In 1656, an 891-ton Spanish galleon was tasked with carrying kingly riches across the Atlantic. The Nuestra Señora de las Maravillas (Our Lady of Wonders) was weighted down with more gold than usual, as it had taken on the precious cargo of another treasure-filled ship that had sunk two years earlier. Unfortunately, the giant vessel collided with another member of its fleet and then hit a coral reef in the warm waters off the Bahamas and sank to the ocean floor. It took its treasure with it. A recent expedition by Allen Exploration, in partnership with local divers and researchers, has raised some of this glorious treasure to the surface.
Underwater for over 350 years, the ship has been an object of salvage expeditions for centuries. Millions of items have been removed. However, this recent expedition wanted not only treasure, but also insight into how the ship itself met its watery grave. With remote-sensing technology such as sonar and magnetometers, the explorers discovered a trail of debris stretching about eight miles of ocean floor. This debris illustrated the floundering of the ship in its final hours.
Among the finds made by the team were glass wine bottles, a silver sword hilt, and other objects indicative of life on a warship in the 17th century. Even more spectacular was the treasure: an almost six-foot-long gold filigree chain, raw gemstones, and several bejeweled pendants that once belonged to knights of the Order of Santiago. One pendant contains a stunning green Columbian emerald set in gold, surrounded by 12 other emeralds. This may represent the 12 apostles grouped around the central motif, the cross of St. James.

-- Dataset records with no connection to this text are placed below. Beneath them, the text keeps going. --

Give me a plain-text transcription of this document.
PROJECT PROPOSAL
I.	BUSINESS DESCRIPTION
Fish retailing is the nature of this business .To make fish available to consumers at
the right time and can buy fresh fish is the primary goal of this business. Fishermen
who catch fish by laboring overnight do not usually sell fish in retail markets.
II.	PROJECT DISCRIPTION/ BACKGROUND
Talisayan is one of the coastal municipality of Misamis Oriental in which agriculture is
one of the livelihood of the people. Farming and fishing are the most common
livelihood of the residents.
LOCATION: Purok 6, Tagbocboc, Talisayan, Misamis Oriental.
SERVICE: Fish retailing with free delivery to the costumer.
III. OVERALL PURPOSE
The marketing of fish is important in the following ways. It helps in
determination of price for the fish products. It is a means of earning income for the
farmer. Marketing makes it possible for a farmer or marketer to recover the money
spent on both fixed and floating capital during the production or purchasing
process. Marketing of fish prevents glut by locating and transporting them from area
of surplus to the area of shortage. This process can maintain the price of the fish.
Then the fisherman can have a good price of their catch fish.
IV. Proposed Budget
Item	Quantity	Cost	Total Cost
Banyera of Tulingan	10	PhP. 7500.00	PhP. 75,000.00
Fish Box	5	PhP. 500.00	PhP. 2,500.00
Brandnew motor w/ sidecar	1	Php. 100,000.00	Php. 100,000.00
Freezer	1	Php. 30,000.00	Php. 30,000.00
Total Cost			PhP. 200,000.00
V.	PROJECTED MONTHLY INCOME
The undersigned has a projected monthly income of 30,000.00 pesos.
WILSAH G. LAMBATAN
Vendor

“When we brought up the oval emerald and gold pendant, my breath caught in my throat,” Carl Allen, founder of Allen Exploration, said. “How these tiny pendants survived in these harsh waters, and how we managed to find them, is the miracle of the Maravillas.” Certainly, the ship is living up to its name as a treasure trove of wonders. The jewels and other objects will go on display at the new Bahamas Maritime Museum, while researchers continue to probe what other wonders the wreck might hold.